A distanza di cinquant’anni mi sono ritrovato ad essere coinvolto in una gara di idee tuttora valida che ha risvegliato la mia curiosità, grazie a Claudio Leone e Alessandro Coluccelli, che mi ha ritrovato su Facebook.
Ma procediamo con ordine, partendo dal passato. Di cosa si discuteva mezzo secolo fa? Il discorso principale riguardava la struttura giuridica dell’Europa: federazione di Stati tipo USA con unico Parlamento Centrale oppure confederazione di Stati Indipendenti? Il CIME (Consiglio Italiano Movimento Europeo), presieduto da Giuseppe Petrilli organizzò diversi convegni (anche della stampa studentesca) a favore della Federazione. La prospettiva idealistica era quella di creare una Europa dei popoli.
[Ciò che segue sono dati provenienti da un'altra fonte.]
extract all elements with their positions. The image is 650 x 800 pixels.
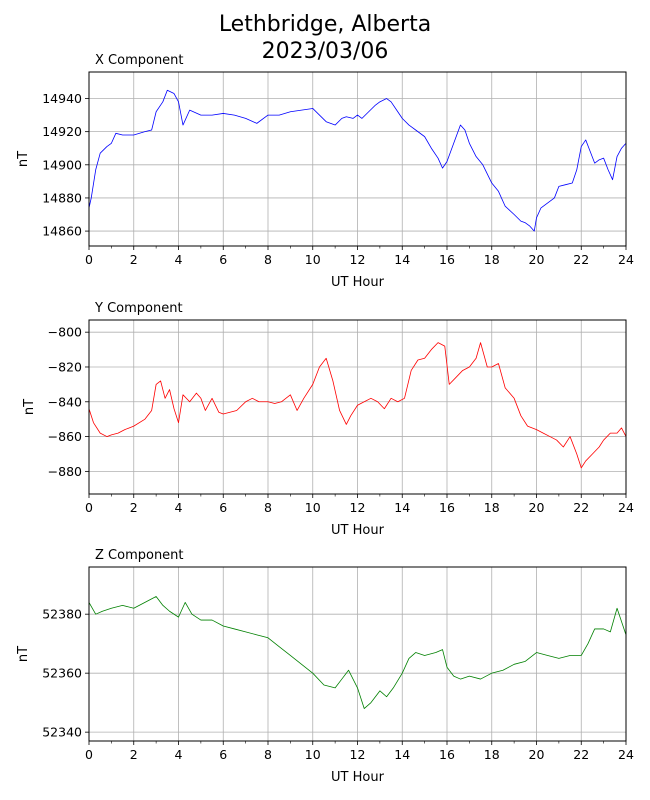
y-xtick-label-6: 12 [350, 500, 366, 515]
z-xtick-label-9: 18 [484, 747, 500, 762]
z-xtick-label-5: 10 [305, 747, 321, 762]
x-ytick-label-1: 14880 [42, 190, 82, 205]
y-xtick-label-4: 8 [264, 500, 272, 515]
y-xtick-label-0: 0 [85, 500, 93, 515]
y-ytick-label-2: −840 [48, 394, 82, 409]
y-ytick-label-0: −880 [48, 464, 82, 479]
z-ytick-label-1: 52360 [42, 666, 82, 681]
x-xtick-label-3: 6 [219, 252, 227, 267]
z-xtick-label-6: 12 [350, 747, 366, 762]
x-data-line [88, 89, 627, 232]
y-xtick-label-9: 18 [484, 500, 500, 515]
x-xtick-label-12: 24 [618, 252, 634, 267]
z-xtick-label-12: 24 [618, 747, 634, 762]
x-xtick-label-6: 12 [350, 252, 366, 267]
z-yaxis-label: nT [16, 646, 31, 662]
x-yaxis-label: nT [16, 151, 31, 167]
figure-title-station: Lethbridge, Alberta [218, 12, 432, 37]
y-xaxis-label: UT Hour [331, 523, 385, 538]
y-xtick-label-12: 24 [618, 500, 634, 515]
x-axes-frame [88, 71, 627, 247]
x-xtick-label-0: 0 [85, 252, 93, 267]
x-xaxis-label: UT Hour [331, 275, 385, 290]
x-ytick-label-2: 14900 [42, 157, 82, 172]
y-xtick-label-1: 2 [130, 500, 138, 515]
z-xtick-label-2: 4 [175, 747, 183, 762]
y-xtick-label-3: 6 [219, 500, 227, 515]
y-subplot-title: Y Component [94, 301, 183, 316]
z-xtick-label-8: 16 [439, 747, 455, 762]
z-xaxis-label: UT Hour [331, 770, 385, 785]
y-xtick-label-11: 22 [573, 500, 589, 515]
y-xtick-label-2: 4 [175, 500, 183, 515]
x-xtick-label-10: 20 [529, 252, 545, 267]
z-xtick-label-7: 14 [394, 747, 410, 762]
z-ytick-label-0: 52340 [42, 725, 82, 740]
y-ytick-label-1: −860 [48, 429, 82, 444]
x-xtick-label-5: 10 [305, 252, 321, 267]
y-axes-frame [88, 319, 627, 495]
y-xtick-label-7: 14 [394, 500, 410, 515]
x-xtick-label-9: 18 [484, 252, 500, 267]
z-subplot-title: Z Component [95, 548, 184, 563]
y-yaxis-label: nT [22, 399, 37, 415]
x-xtick-label-1: 2 [130, 252, 138, 267]
z-ytick-label-2: 52380 [42, 607, 82, 622]
x-xtick-label-7: 14 [394, 252, 410, 267]
y-data-line [88, 342, 627, 469]
y-xtick-label-8: 16 [439, 500, 455, 515]
z-xtick-label-11: 22 [573, 747, 589, 762]
z-xtick-label-1: 2 [130, 747, 138, 762]
x-ytick-label-3: 14920 [42, 124, 82, 139]
y-xtick-label-5: 10 [305, 500, 321, 515]
y-ytick-label-3: −820 [48, 359, 82, 374]
z-xtick-label-3: 6 [219, 747, 227, 762]
x-xtick-label-2: 4 [175, 252, 183, 267]
z-xtick-label-0: 0 [85, 747, 93, 762]
y-xtick-label-10: 20 [529, 500, 545, 515]
z-xtick-label-4: 8 [264, 747, 272, 762]
x-xtick-label-4: 8 [264, 252, 272, 267]
z-data-line [88, 596, 627, 709]
x-xtick-label-11: 22 [573, 252, 589, 267]
x-subplot-title: X Component [95, 53, 184, 68]
z-axes-frame [88, 566, 627, 742]
x-ytick-label-0: 14860 [42, 224, 82, 239]
z-xtick-label-10: 20 [529, 747, 545, 762]
x-xtick-label-8: 16 [439, 252, 455, 267]
figure-title-date: 2023/03/06 [261, 39, 389, 64]
x-ytick-label-4: 14940 [42, 91, 82, 106]
y-ytick-label-4: −800 [48, 325, 82, 340]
Ma come incominciare a intendersi dal momento che ogni Stato restava legato alla sua lingua nazionale? Si pensò a una lingua comune, chiamata “esperanto”, che non risiedesse in nessuna parlata nazionale ma che potesse essere parlata da tutti, secondo la concezione dantesca nel “De Vulgari Eloquentia”.
Mi fermo a queste prime due idee per osservare come sono state tradotte nella nostra realtà dopo mezzo secolo. Per tanti motivi, che qui sarebbe lungo elencare, l’Europa dei nostri giorni non è né carne né pesce, cioè non è né federazione né confederazione di Stati indipendenti. Esiste un Parlamento che emana direttive, una commissione che dovrebbe avere il potere esecutivo e una pletora di commissioni che di volta in volta in base
all’argomento riunisce i vari ministri nazionali. Ogni giorno, ogni mese, ogni anno si accumulano direttive, raccomandazioni, pareri e altre forme di comunicazioni che nello spirito europeo dovrebbero essere cogenti ma che poi si risolvono in un nulla di fatto. In questa direzione mi sembra assai utile l’idea dell’Associazione TUTTI di essere informata su tutte le attività degli organismi istituzionali europei per esercitare una reale partecipazione del popolo.
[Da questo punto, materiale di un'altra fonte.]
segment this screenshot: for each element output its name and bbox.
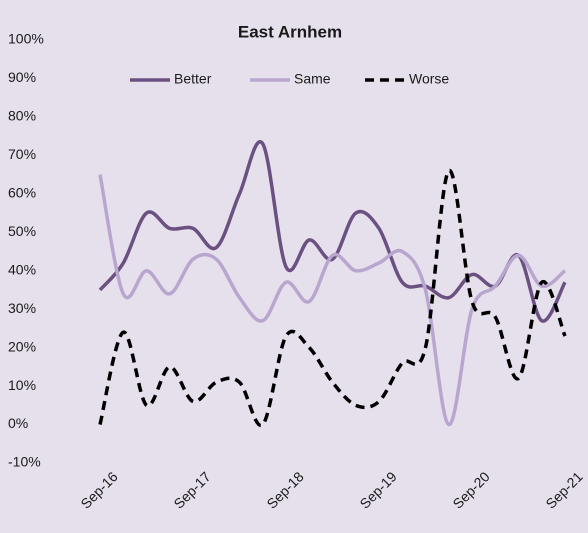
legend-label: Better xyxy=(174,71,212,87)
y-tick-label: 80% xyxy=(8,108,36,124)
x-tick-label: Sep-19 xyxy=(356,468,399,511)
x-tick-label: Sep-16 xyxy=(77,468,120,511)
y-tick-label: 20% xyxy=(8,338,36,354)
y-tick-label: 60% xyxy=(8,185,36,201)
y-tick-label: 50% xyxy=(8,223,36,239)
line xyxy=(98,168,567,428)
y-tick-label: 40% xyxy=(8,261,36,277)
y-tick-label: 30% xyxy=(8,300,36,316)
x-tick-label: Sep-18 xyxy=(263,468,306,511)
y-tick-label: 100% xyxy=(8,31,44,47)
y-tick-label: 70% xyxy=(8,146,36,162)
x-tick-label: Sep-20 xyxy=(449,468,492,511)
legend-label: Worse xyxy=(409,71,449,87)
x-tick-label: Sep-21 xyxy=(542,468,585,511)
y-tick-label: 0% xyxy=(8,415,28,431)
line xyxy=(98,174,567,427)
legend-label: Same xyxy=(294,71,331,87)
y-tick-label: -10% xyxy=(8,454,41,470)
chart-title: East Arnhem xyxy=(238,22,342,41)
y-tick-label: 10% xyxy=(8,377,36,393)
y-tick-label: 90% xyxy=(8,69,36,85)
x-tick-label: Sep-17 xyxy=(170,468,213,511)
Per quanto riguarda il secondo punto, quello della lingua comune, è assai doloroso per me osservare che la prima lingua ufficiale dell’Europa è l’inglese, anche dopo che l’Inghilterra si è ritirata dal progetto europeo. Questo esempio clamoroso ma significativo ci fa capire come la realtà nuda e cruda prevalga ancora sulle idee: la struttura economica prevale sempre su tutto. Ma come si potrebbe ricominciare dall’Europa dei popoli? I vari progetti europei, compreso “Erasmus” sono un ottimo trampolino di lancio: basta introdurre nei bandi l’obbligo della conoscenza dell’esperanto o di una lingua creata ah hoc, alternativa all’inglese (che ha colonizzato il mondo). Ad esempio perché non restituire dignità al greco nella cui lingua è stata inventata per la prima volta l’idea di Europa? È una utopia? Forse, ma non è mai troppo tardi.